Hedge Fund ETF weapons turn dangerous for smaller investors

If you are convinced, really convinced, the price of crude oil will rise today and U.S. stocks will fall, Factor Advisors LLC has an exchange-traded fund for you.

The FactorShares 2X: Oil Bull/S&P500 Bear offered by the New York-based firm makes a two-times long wager on crude oil futures and a short bet on Standard & Poor’s 500 Index futures, in effect delivering twice the daily change in the spread between the two positions. The product’s birth followed “a lot of feedback” from institutional investors, including hedge funds, Stuart Rosenthal, chief executive officer of Factor Advisors, said in a telephone interview.

As the biggest ETF managers capture assets from traditional mutual funds with benchmark-tracking offerings, smaller competitors are catering to sophisticated investors with an increasingly complex arsenal of products. Often based on derivatives, these can be weapons for savvy investors to amplify wagers on rising or falling prices of everything from stocks and bonds to currencies and commodities. The same tools, readily available through conventional and online brokers, have proven hazardous for individual investors who sometimes misunderstand and misuse them with costly consequences.

“If you make it available to the masses, watch out, because the masses might buy them,” Paul Justice, an analyst with Chicago-based fund researcher Morningstar Inc., said in a telephone interview.

Price Gyrations

Earlier this year, notes issued by Credit Suisse AG lost half their value in two days as the price of the securities became unhinged from their underlying index. Clients have also been burned by some leveraged and inverse products, which are designed to amplify market moves over short periods and aren’t intended for buy-and-hold investors.

The U.S. Securities and Exchange Commission is reviewing the price gyrations of the Credit Suisse product, people familiar with the matter said in March. Still, the Washington- based agency isn’t charged with measuring the suitability of exchange-traded products for small investors, a responsibility left mostly to the Financial Industry Regulatory Authority, the brokerage industry’s self-funded regulator. Finra, which faced criticism over the alleged weakness of its sanctions during the financial crisis in 2008, has since increased the penalties it imposes on member firms.

Opaque Investments

Hard-to-understand exchange-traded products, or ETPs, are one of many potentially costly choices for retail investors as they struggle to earn higher yields in a low interest-rate environment.

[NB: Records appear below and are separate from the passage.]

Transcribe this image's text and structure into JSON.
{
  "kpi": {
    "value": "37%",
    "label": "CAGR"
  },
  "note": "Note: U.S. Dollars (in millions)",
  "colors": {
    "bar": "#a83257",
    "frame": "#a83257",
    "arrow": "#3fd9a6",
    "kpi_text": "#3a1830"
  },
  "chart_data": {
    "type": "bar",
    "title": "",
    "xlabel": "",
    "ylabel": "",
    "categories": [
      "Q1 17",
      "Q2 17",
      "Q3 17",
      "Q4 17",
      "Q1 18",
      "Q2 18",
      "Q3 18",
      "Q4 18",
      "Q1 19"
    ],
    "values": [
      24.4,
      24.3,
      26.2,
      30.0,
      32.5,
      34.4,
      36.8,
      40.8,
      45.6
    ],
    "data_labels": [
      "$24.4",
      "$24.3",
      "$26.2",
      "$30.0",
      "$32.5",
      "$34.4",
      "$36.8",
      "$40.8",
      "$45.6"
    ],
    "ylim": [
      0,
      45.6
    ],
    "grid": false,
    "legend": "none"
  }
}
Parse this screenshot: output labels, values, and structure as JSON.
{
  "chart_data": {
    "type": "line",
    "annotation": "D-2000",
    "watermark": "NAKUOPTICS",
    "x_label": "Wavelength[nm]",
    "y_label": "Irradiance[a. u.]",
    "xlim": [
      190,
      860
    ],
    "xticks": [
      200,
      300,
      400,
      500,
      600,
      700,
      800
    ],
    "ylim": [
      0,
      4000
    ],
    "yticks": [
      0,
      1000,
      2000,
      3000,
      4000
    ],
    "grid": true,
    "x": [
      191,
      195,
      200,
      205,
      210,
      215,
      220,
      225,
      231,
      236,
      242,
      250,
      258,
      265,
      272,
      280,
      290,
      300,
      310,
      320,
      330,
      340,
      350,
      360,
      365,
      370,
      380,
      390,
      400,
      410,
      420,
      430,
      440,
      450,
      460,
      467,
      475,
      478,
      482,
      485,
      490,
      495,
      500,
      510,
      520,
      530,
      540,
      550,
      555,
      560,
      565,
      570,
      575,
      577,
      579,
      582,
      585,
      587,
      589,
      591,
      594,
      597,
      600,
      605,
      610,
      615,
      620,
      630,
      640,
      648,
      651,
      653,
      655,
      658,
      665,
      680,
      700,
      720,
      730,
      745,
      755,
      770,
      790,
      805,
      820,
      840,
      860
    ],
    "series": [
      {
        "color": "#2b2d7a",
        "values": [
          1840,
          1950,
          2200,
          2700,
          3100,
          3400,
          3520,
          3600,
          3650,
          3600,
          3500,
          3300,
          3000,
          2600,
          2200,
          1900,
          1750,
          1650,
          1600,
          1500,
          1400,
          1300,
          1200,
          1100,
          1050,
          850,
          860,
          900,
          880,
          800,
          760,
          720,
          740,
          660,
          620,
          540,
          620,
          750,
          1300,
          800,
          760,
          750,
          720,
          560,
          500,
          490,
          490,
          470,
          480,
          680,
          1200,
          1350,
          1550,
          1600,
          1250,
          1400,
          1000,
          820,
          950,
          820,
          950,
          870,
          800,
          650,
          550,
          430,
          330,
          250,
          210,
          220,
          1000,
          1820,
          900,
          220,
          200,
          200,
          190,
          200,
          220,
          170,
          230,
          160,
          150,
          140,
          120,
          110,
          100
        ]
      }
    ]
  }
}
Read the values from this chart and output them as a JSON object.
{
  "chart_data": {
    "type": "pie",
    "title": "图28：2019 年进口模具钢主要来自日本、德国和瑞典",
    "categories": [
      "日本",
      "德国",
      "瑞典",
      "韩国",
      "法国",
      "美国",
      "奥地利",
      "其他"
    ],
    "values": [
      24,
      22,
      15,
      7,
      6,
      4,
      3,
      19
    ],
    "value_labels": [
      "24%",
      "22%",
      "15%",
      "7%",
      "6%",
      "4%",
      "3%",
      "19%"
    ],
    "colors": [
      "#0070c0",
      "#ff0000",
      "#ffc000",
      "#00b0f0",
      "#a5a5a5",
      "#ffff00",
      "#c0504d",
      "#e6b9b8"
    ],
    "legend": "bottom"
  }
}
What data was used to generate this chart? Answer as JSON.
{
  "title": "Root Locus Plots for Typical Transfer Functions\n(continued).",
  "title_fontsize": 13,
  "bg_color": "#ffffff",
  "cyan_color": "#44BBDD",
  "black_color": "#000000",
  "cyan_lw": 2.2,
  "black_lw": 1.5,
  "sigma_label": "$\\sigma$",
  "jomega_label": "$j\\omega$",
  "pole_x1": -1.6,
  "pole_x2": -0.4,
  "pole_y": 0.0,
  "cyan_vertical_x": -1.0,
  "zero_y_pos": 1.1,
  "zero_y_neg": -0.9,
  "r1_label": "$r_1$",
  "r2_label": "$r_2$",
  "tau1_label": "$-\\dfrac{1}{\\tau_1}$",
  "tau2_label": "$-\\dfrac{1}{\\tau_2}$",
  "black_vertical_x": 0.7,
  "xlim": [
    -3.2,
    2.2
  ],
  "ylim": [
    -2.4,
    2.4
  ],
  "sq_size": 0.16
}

Wall Street brokerages, insurance companies and other financial firms have pushed opaque investments including structured notes, indexed annuities, private placements and floating-rate funds to investors as a way to boost returns.

Steven Bloom, an assistant professor of economics at the U.S. Military Academy at West Point, New York, who helped invent the first U.S. ETF, said an approach based on “buyer beware” may not be good enough, especially when prospectuses and other disclosure documents are often difficult to understand, even for sophisticated investors.

“More important even than their responsibility for any one product, regulators must ensure that public trust is maintained,” Bloom said. “Capital markets are predicated on trust, and when public trust dwindles it can cast a cloud over the entire capital markets.”